Registrar adjusts rules for priority registration
The implementation of a new policy for priority registration took affect last week. The University Senate adopted a motion last February to help clarify and more stringently enforce GCSU’s policy on priority registration. Students with priority registration are allowed to register with the graduates and seniors on the first day of registration.
No longer are the days of the care-free release of priority registration benefits by GCSU. The new policy makes sure that only student organizations that “significantly benefit the university” can grant priority registration to members.
One of the key components to the new policy is the Registration Task Force.
“The policy itself gives the Registration Task Force the ability to overview applications for registration,” said registrar Kay Anderson. The Task Force will be in charge of review applications and determining whether an organization warrants priority registration or not.
The idea for a new, stronger policy was devised after a study done by the Student Affairs Committee. The SAC was asked to review the “openness and fairness” of the present practice of priority registration. They found that there was a “practice” but no clear “procedure,” and after further review, this led to the new policy.
“The first main difference in the new policy is that the old form was really more of a practice than a policy. Students could petition to get priority very easily,” Anderson said. “Many student organizations were getting priority with little review or direction.”
Thus far the new policy has worked smoothly. Honor students, students with disabilities, athletes and ambassadors, SGA officers, Coverdell students, and student workers in Admissions and the Registrars Office all have priority registration under the new policy.

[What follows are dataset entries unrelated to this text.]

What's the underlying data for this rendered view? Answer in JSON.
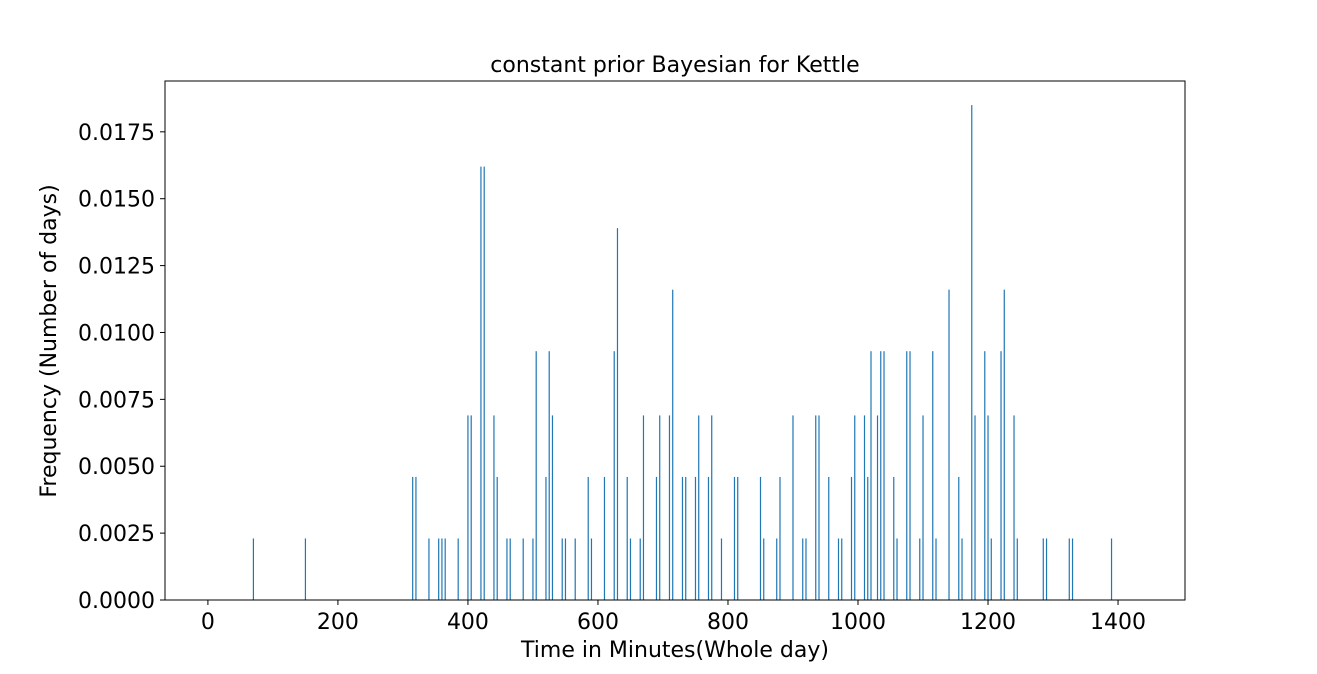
{
  "chart_data": {
    "type": "bar",
    "title": "constant prior Bayesian for Kettle",
    "xlabel": "Time in Minutes(Whole day)",
    "ylabel": "Frequency (Number of days)",
    "xlim": [
      -66,
      1503
    ],
    "ylim": [
      0,
      0.0194
    ],
    "xticks": [
      0,
      200,
      400,
      600,
      800,
      1000,
      1200,
      1400
    ],
    "xtick_labels": [
      "0",
      "200",
      "400",
      "600",
      "800",
      "1000",
      "1200",
      "1400"
    ],
    "yticks": [
      0,
      0.0025,
      0.005,
      0.0075,
      0.01,
      0.0125,
      0.015,
      0.0175
    ],
    "ytick_labels": [
      "0.0000",
      "0.0025",
      "0.0050",
      "0.0075",
      "0.0100",
      "0.0125",
      "0.0150",
      "0.0175"
    ],
    "grid": false,
    "bar_color": "#1f77b4",
    "x": [
      70,
      150,
      315,
      320,
      340,
      355,
      360,
      365,
      385,
      400,
      405,
      420,
      425,
      440,
      445,
      460,
      465,
      485,
      500,
      505,
      520,
      525,
      530,
      545,
      550,
      565,
      585,
      590,
      610,
      625,
      630,
      645,
      650,
      665,
      670,
      690,
      695,
      710,
      715,
      730,
      735,
      750,
      755,
      770,
      775,
      790,
      810,
      815,
      850,
      855,
      875,
      880,
      900,
      915,
      920,
      935,
      940,
      955,
      970,
      975,
      990,
      995,
      1010,
      1015,
      1020,
      1030,
      1035,
      1040,
      1055,
      1060,
      1075,
      1080,
      1095,
      1100,
      1115,
      1120,
      1140,
      1155,
      1160,
      1175,
      1180,
      1195,
      1200,
      1205,
      1220,
      1225,
      1240,
      1245,
      1285,
      1290,
      1325,
      1330,
      1390
    ],
    "values": [
      0.0023,
      0.0023,
      0.0046,
      0.0046,
      0.0023,
      0.0023,
      0.0023,
      0.0023,
      0.0023,
      0.0069,
      0.0069,
      0.0162,
      0.0162,
      0.0069,
      0.0046,
      0.0023,
      0.0023,
      0.0023,
      0.0023,
      0.0093,
      0.0046,
      0.0093,
      0.0069,
      0.0023,
      0.0023,
      0.0023,
      0.0046,
      0.0023,
      0.0046,
      0.0093,
      0.0139,
      0.0046,
      0.0023,
      0.0023,
      0.0069,
      0.0046,
      0.0069,
      0.0069,
      0.0116,
      0.0046,
      0.0046,
      0.0046,
      0.0069,
      0.0046,
      0.0069,
      0.0023,
      0.0046,
      0.0046,
      0.0046,
      0.0023,
      0.0023,
      0.0046,
      0.0069,
      0.0023,
      0.0023,
      0.0069,
      0.0069,
      0.0046,
      0.0023,
      0.0023,
      0.0046,
      0.0069,
      0.0069,
      0.0046,
      0.0093,
      0.0069,
      0.0093,
      0.0093,
      0.0046,
      0.0023,
      0.0093,
      0.0093,
      0.0023,
      0.0069,
      0.0093,
      0.0023,
      0.0116,
      0.0046,
      0.0023,
      0.0185,
      0.0069,
      0.0093,
      0.0069,
      0.0023,
      0.0093,
      0.0116,
      0.0069,
      0.0023,
      0.0023,
      0.0023,
      0.0023,
      0.0023,
      0.0023
    ]
  }
}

Only two organizations that did have priority last semester failed to regain it for this semester.
Another two, honors students and athletes, did not quite fit into the new policy. Anderson said it was important to note that no organization gets priority over the next, they all register at the same time.
“Honors students’ priority registration (benefits) were honored by a previous commitment and the current honors students were grandfathered in,” said Anderson.

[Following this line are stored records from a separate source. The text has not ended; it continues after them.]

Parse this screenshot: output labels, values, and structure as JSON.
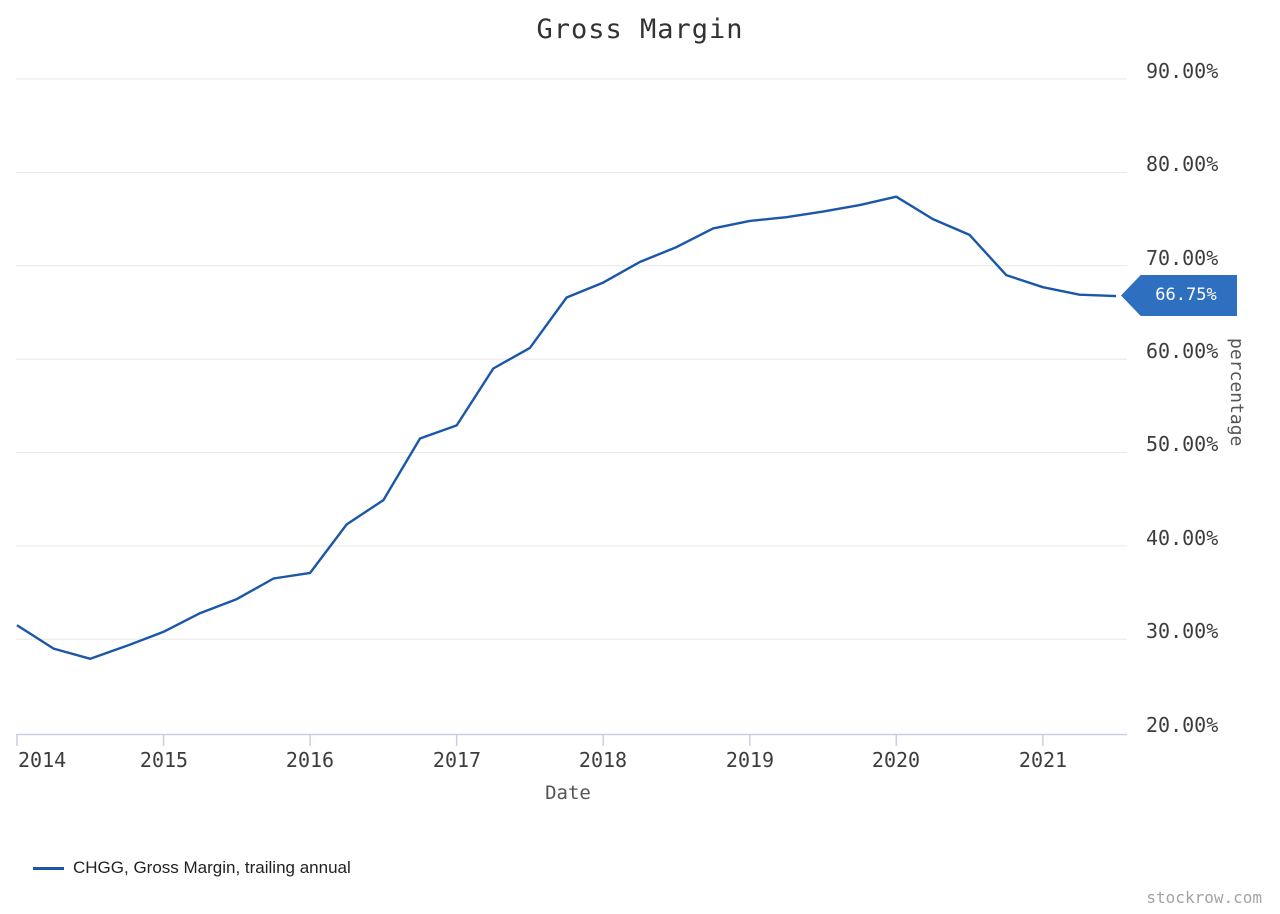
{
  "watermark": "stockrow.com",
  "colors": {
    "line": "#1b57a8",
    "tag_bg": "#2e6fc0",
    "tag_text": "#ffffff",
    "grid": "#e8e8e8",
    "axis": "#c8d0e6"
  },
  "chart_data": {
    "type": "line",
    "title": "Gross Margin",
    "xlabel": "Date",
    "ylabel": "percentage",
    "grid": "horizontal",
    "legend_position": "bottom-left",
    "xlim": [
      2014.0,
      2021.6
    ],
    "ylim": [
      20,
      90
    ],
    "x_axis": {
      "ticks": [
        {
          "value": 2014,
          "label": "2014"
        },
        {
          "value": 2015,
          "label": "2015"
        },
        {
          "value": 2016,
          "label": "2016"
        },
        {
          "value": 2017,
          "label": "2017"
        },
        {
          "value": 2018,
          "label": "2018"
        },
        {
          "value": 2019,
          "label": "2019"
        },
        {
          "value": 2020,
          "label": "2020"
        },
        {
          "value": 2021,
          "label": "2021"
        }
      ]
    },
    "y_axis": {
      "ticks": [
        {
          "value": 20,
          "label": "20.00%"
        },
        {
          "value": 30,
          "label": "30.00%"
        },
        {
          "value": 40,
          "label": "40.00%"
        },
        {
          "value": 50,
          "label": "50.00%"
        },
        {
          "value": 60,
          "label": "60.00%"
        },
        {
          "value": 70,
          "label": "70.00%"
        },
        {
          "value": 80,
          "label": "80.00%"
        },
        {
          "value": 90,
          "label": "90.00%"
        }
      ]
    },
    "series": [
      {
        "name": "CHGG, Gross Margin, trailing annual",
        "color": "#1b57a8",
        "x_years": [
          2014.0,
          2014.25,
          2014.5,
          2014.75,
          2015.0,
          2015.25,
          2015.5,
          2015.75,
          2016.0,
          2016.25,
          2016.5,
          2016.75,
          2017.0,
          2017.25,
          2017.5,
          2017.75,
          2018.0,
          2018.25,
          2018.5,
          2018.75,
          2019.0,
          2019.25,
          2019.5,
          2019.75,
          2020.0,
          2020.25,
          2020.5,
          2020.75,
          2021.0,
          2021.25,
          2021.5
        ],
        "values": [
          31.5,
          29.0,
          27.9,
          29.3,
          30.8,
          32.8,
          34.3,
          36.5,
          37.1,
          42.3,
          44.9,
          51.5,
          52.9,
          59.0,
          61.2,
          66.6,
          68.2,
          70.4,
          72.0,
          74.0,
          74.8,
          75.2,
          75.8,
          76.5,
          77.4,
          75.0,
          73.3,
          69.0,
          67.7,
          66.9,
          66.75
        ]
      }
    ],
    "last_value": 66.75,
    "last_value_label": "66.75%"
  }
}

She added that if the honors students want priority registration for the fall they will need to re-apply along with all the other organizations.

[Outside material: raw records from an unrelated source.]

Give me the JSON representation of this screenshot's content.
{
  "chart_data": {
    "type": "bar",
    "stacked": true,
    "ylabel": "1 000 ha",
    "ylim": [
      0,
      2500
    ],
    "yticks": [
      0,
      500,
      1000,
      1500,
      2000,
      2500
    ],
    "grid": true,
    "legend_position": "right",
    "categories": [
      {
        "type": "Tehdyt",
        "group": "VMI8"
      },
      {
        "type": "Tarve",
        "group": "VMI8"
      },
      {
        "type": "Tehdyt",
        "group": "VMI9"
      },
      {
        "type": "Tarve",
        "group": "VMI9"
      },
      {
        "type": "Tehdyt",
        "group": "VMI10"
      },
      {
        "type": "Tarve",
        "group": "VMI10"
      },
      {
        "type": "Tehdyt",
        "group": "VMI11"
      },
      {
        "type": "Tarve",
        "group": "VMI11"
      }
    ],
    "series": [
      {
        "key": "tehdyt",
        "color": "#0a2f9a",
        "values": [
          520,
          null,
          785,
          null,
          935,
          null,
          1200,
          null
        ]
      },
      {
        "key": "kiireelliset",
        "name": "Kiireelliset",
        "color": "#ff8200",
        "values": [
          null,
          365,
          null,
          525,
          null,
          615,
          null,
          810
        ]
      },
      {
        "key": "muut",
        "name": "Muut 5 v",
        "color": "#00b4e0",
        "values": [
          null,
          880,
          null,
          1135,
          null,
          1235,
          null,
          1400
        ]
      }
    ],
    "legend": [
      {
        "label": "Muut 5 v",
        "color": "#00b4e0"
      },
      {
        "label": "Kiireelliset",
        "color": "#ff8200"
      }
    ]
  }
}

The scholar-athletes were the only organization allowed priority registration through petition, which brought a sigh of relief from many athletes around campus.
“Priority in registration has been extremely important for me,” said Brittany Hinger, a softball player and a senior mass communications major. “We (scholar-athletes) don’t want to be here for eight years and we have a schedule to play for the school and we have to have a schedule to go to school.”
Luckily for other student athletes like Brittany, they need not worry. Upon reviewing other schools around Georgia’s priority registration policies, athletes were consistently on or near the top of the lists.
“We have practice nearly all fall and spring, so getting classes at convenient times is really important,” Hinger added.
The number one object that the policy is trying to change is the fairness of the registration system. The new changes aren’t very drastic, as just over 400 students will be granted priority under the new policy, many of whom already had it anyway.
But the policy makes sure that all organizations get a fair and equal chance to have their opinion heard on whether or not they deserve priority.